Neroli (Thinking Music Part IV) was – chronologically – the successor to these two albums. Originally released in 1993 and designed as a single hour-long piece, it’s extremely soothing, minimalist mood music. Pitchfork’s Chris Ott described the musical theory behind it in his review of the album’s 2004 re-release: “The hidden side of Neroli appeals to a select class of music theory buffs, fascinated by the flattened second and seventh of this Phrygian modal, and an insistent hang on the scale’s fifth.” On a more material level, the resulting mood album with its calming influences has received widespread adoption in maternity wards.

The final re-release in this batch is The Drop. Its deep bass ambient soundscapes pair well with The Shutov Assembly: the 18-minute piano flight “Iced Earth”, with faint, smothered tribal percussion and enveloping cricket and bird calls, is the literal icing on the cake in this collection. This too is an underrated album, particularly with the bonus tracks included in the reissues (more on that below). The 18-minute bonus version of “Targa” sounds like the Brian Eno – Coil collaboration that never happened.

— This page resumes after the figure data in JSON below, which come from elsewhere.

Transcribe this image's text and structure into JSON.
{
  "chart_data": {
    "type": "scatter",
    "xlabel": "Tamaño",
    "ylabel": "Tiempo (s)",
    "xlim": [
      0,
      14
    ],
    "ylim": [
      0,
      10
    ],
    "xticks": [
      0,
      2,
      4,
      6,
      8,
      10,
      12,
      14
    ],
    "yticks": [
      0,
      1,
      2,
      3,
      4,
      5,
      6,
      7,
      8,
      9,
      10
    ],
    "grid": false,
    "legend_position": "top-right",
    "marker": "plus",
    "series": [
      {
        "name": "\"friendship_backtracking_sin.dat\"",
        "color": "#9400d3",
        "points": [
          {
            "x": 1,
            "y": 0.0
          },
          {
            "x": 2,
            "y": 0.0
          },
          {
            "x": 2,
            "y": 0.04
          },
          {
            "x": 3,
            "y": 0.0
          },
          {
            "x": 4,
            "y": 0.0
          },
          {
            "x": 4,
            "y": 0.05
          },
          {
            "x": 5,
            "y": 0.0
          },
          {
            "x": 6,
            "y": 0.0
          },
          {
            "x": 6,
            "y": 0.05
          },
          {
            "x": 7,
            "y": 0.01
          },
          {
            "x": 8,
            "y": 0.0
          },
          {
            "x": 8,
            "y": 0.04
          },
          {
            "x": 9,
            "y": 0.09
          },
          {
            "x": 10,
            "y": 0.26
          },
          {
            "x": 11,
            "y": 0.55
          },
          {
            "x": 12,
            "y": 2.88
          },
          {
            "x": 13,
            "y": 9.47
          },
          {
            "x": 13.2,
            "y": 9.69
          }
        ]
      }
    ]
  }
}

All in all, the four albums fit together well (despite the initially discordant down-to-earth jangle of Nerve Net), forming an undulating, ambient soundscape of dark drone, urban fuzz, and moody experimental tribalism that best unfolds by moonlight.

But the re-release will appeal even to the fan who has all these albums, for in addition to the originals there’s almost as much in the way of extras bundled into the set. Neroli comes with an additional, previously unreleased hour-long ambient drone piece, “New Space Music”, recorded in 1992. The two flow into each other almost seamlessly. Nerve Net is accompanied by My Squelchy Life, an infamous unreleased album that was released to reviewers in 1991 but withdrawn by Eno immediately before public release. Bootlegs of the album exist, and various tracks appeared in significantly altered and reworked form on later releases, but the broader public can finally enjoy the entirety of this lost album as a companion piece that continues in the more rock-oriented vein of some of Nerve Net’s material. The Drop includes nine bonus tracks “previously only available as limited edition of 1,000 sold at an exhibition of Brian Eno’s 77 Million Paintings at La Floret in Japan in 2006. The Shutov Assembly, finally, features seven additional and previously unreleased tracks dating from the same period. Altogether, these reissues form over seven hours of prime Eno ambient soundscapes. There’s no possible way you can go wrong with this.